Well, ideally we would wish to provide with 100% fidelity what someone heard in another location. So yes the fully accurate signal sent to each ear. Binaural promises this except HRTFs and outer ear shapes vary plus mics don't fully capture directionality the way the ear would. Unless you put it inside an ear shape and everyone's ear is shaped differently enough it won't transfer to everyone well. Maybe one day omni mics employed on an earless dummy head will let us do DSP derived from our custom measured ear shapes to fix the problems with this. Next would be to compensate for head movement like some devices already manage.

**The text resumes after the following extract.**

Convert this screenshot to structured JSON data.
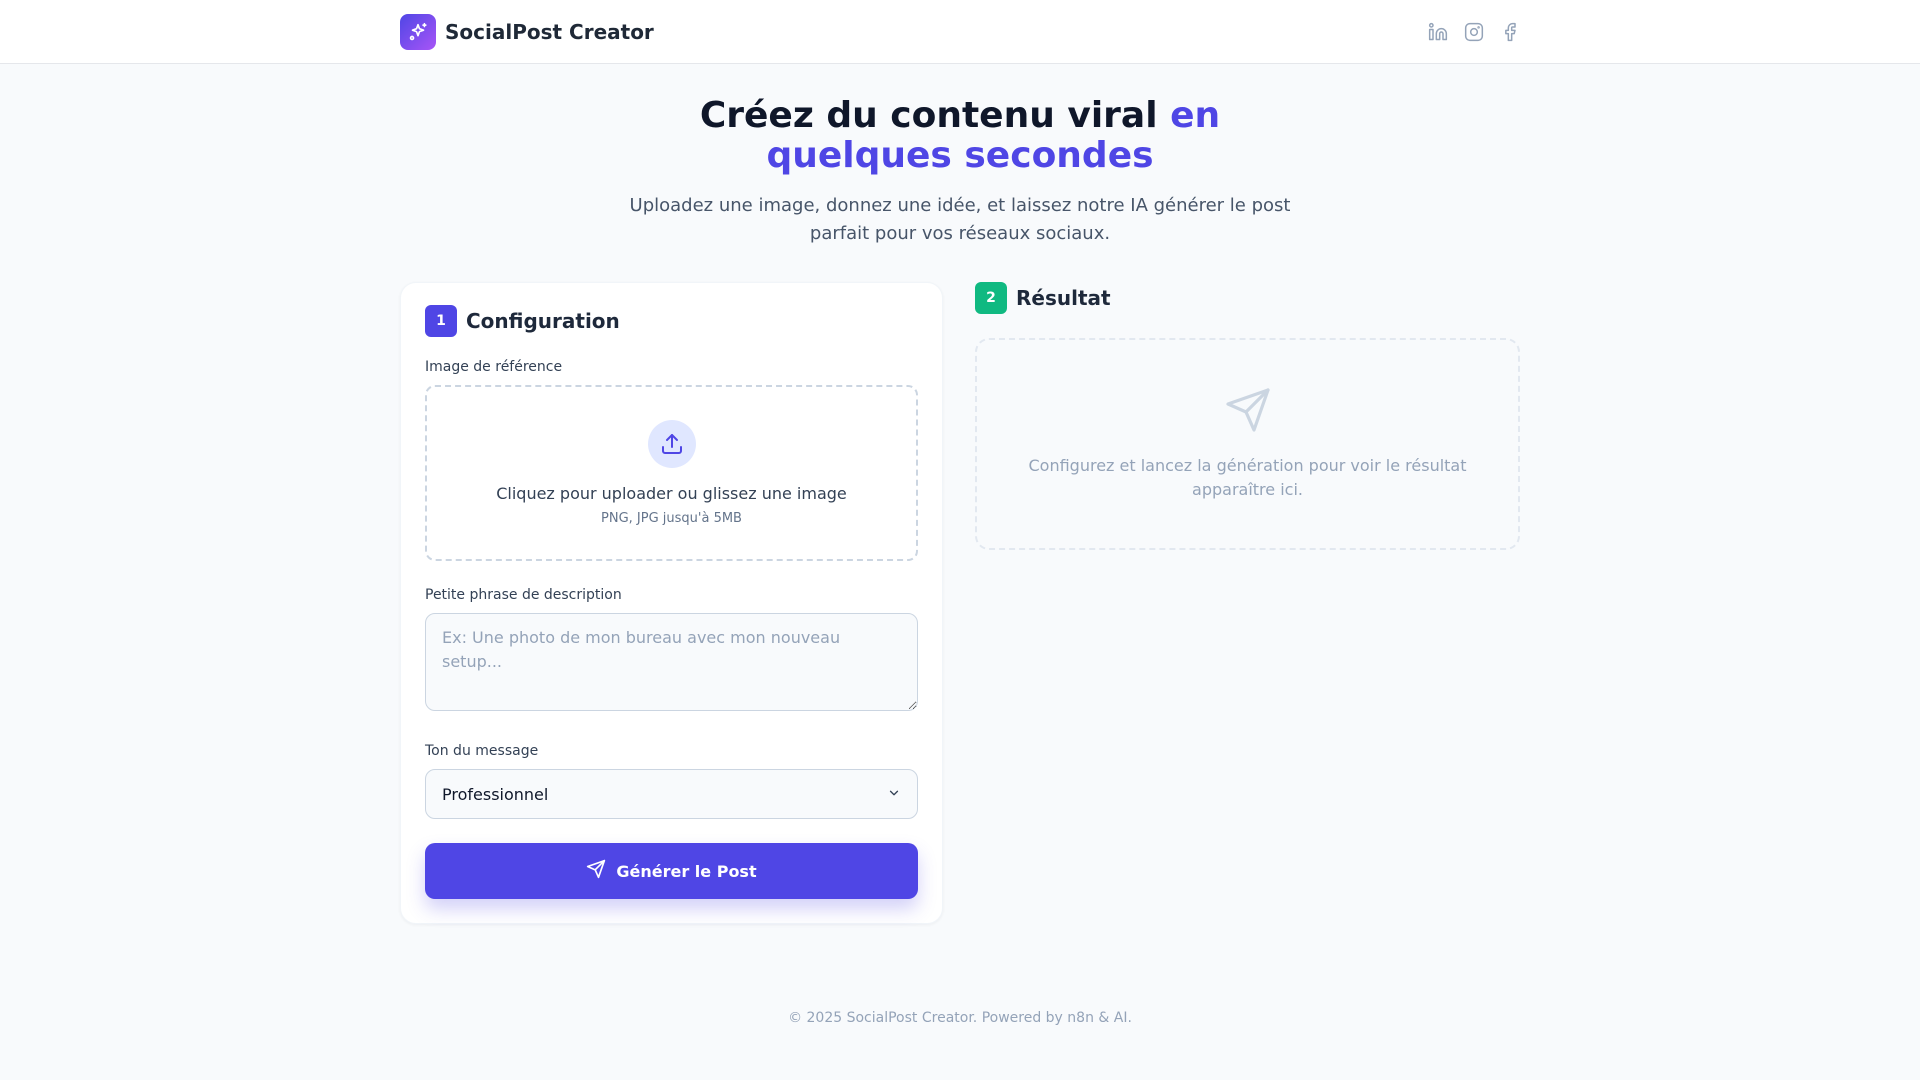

Another approach would be to fully recreate a soundfield that occurred elsewhere. Then one would be immersed within the same soundfield as occurred during the recording. This appears to be impossible with only two speakers and not fully realized yet with more.
Stereo is still a neat trick that works better than it should considering the simplicity of it. Speaker makers have from time to time tried to create cross-talk cancelling methods. While headphone makers regularly try and introduce crosstalk in a way that lets headphones sound like speakers in a room. More reason to think maybe two channels just isn't sufficient or at the very least something important is missing or being overlooked. Maybe one day all this will be bypassed when we can do brainscans of the auditory experience of a listener and input those directly into our brains.
I agree that crosstalk cancelling schemes are problematic and to be really effective would need to be custom derived with head tracking etc.
But ultimately the question is whether we really want to reproduce the 'dry' recording at the listener's ears. If that is
really what it is all about, we can wear headphones. We can also apply custom filters to that, with head tracking if we like - use an IR sensor like the Oculus Rift uses, with its decidedly 'low end' price. Another approach might be to always listen to small speakers in the near field. Suddenly we should all be experiencing the highest of 'high end' audio for a few quid. But is that really the best sound?
I can't help but think that audiophiles are confused. They want their system to be part of a 'living room' that they can walk about in, drink beer, look at album covers. At the same time, due to the seductiveness of over-simplified frequency domain measurements, they think that the ultimate sound must be achieved if you can reproduce the dry recording's frequency response at the listener's ears, and so they end up with their 'living room' dominated by huge contraptions (speaker line arrays, bass traps etc.) or they obsess over DSP in order to 'correct' the room. They are ending up with the worst of all worlds.
I think that our 1970s and 80s forebears were right. Stereo sounds best when played from neutral speakers (and yes, there is some uncertainty over exactly what that means - a speaker's interaction between its own physical presence and the room means that it might need some adjustments dependent on location, best done by calculation not measurement) in an ordinary living room. DSP's role should be to give us the most neutral speaker possible.
But what about the bass? Surely that's different, and it's a nightmare? Not in my experience. Maybe if audiophiles' listening rooms were more like real living rooms, and they used the appropriate sealed speakers (with their less smeared output and naturally room-complementing roll-off), they could just relax a bit about all this stuff. The room is 'natural'; its time domain characteristics are absolutely consistent with its frequency domain characteristics, and the slightly different issue of the bass just isn't the problem people think it is - their view being 'informed' by how it looks in measurements and not just how it sounds.